L’urbain et l’ailleurs

En 2004, le festival prend le nom de Rumeurs Urbaines pour affirmer son identité d’’ouverture géographique : centrées sur une région du monde, les « nouvelles » Rumeurs Urbaines proposent de découvrir l’autre et l’ailleurs comme un chambre d’écho à notre quotidien. Une thématique est choisie comme point de départ pour construire du lien entre l’’oralité d’une culture et ses présences en rumeurs dans nos villes.
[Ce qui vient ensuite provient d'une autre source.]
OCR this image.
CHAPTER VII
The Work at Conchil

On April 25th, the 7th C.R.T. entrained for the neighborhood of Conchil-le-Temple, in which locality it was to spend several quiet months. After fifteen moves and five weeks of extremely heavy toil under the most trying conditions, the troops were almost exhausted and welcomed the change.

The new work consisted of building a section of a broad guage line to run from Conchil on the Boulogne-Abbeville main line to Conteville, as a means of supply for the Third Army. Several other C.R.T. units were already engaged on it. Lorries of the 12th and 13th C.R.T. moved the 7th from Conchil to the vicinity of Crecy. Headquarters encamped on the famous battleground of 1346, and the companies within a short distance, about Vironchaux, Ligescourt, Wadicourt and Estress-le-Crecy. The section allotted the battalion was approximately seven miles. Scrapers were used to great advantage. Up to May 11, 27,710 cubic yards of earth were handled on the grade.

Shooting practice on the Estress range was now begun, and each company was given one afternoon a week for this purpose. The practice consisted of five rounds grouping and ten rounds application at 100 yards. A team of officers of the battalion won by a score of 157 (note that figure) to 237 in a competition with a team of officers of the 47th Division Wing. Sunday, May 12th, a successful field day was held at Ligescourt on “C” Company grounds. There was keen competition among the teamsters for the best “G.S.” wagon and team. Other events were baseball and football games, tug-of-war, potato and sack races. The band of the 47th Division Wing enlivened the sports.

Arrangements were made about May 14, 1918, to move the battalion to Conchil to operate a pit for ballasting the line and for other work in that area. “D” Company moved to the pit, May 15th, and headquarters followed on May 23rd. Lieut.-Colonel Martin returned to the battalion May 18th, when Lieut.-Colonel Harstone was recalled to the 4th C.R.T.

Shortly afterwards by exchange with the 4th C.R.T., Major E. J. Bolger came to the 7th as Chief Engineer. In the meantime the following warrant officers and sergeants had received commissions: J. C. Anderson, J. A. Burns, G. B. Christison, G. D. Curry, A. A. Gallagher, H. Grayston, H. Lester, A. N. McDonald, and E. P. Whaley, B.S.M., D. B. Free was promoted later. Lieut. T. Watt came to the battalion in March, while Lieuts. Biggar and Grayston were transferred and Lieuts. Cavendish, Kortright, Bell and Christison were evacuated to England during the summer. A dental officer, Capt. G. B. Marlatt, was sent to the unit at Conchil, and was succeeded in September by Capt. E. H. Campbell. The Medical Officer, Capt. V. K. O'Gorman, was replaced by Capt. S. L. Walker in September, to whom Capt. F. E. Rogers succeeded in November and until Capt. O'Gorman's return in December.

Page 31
C’est ainsi que le festival, au nom de la diversité culturelle, a tendu vers une ouverture pluridisciplinaire (voix, musique et arts plastiques).

2004 Bobo Dioulasso
2005 Le Caire
2006 Montréal
2007/2008 Les Caribéennes : Port-au-Prince / La Havane / Caracas
2008 “Les Dieux dans la ville” : la culture afro-caribéenne
2009 Peuples Nomades
2010 La Réunion

Le tournant "Made in France"

En 2011, l’édition "Made in France" marque la fin de l’exploration géographique et pluridisciplinaire du festival. Sans jamais s’interdire d’inviter des artistes internationaux, le festival se recentre sur la scène française du conte et la mise en valeur de sa diversité, devenant un incontournable du réseau professionnel. Le festival accompagne de plus en plus les créations et les artistes. La dimension urbaine se cultive en privilégiant les spectacles insolites dans l’espace urbain (feuilletons à suivre de ville en ville, contes en bus et en tramway, happening et théâtre invisible en rue, visites décalées avec des guides en tout genre).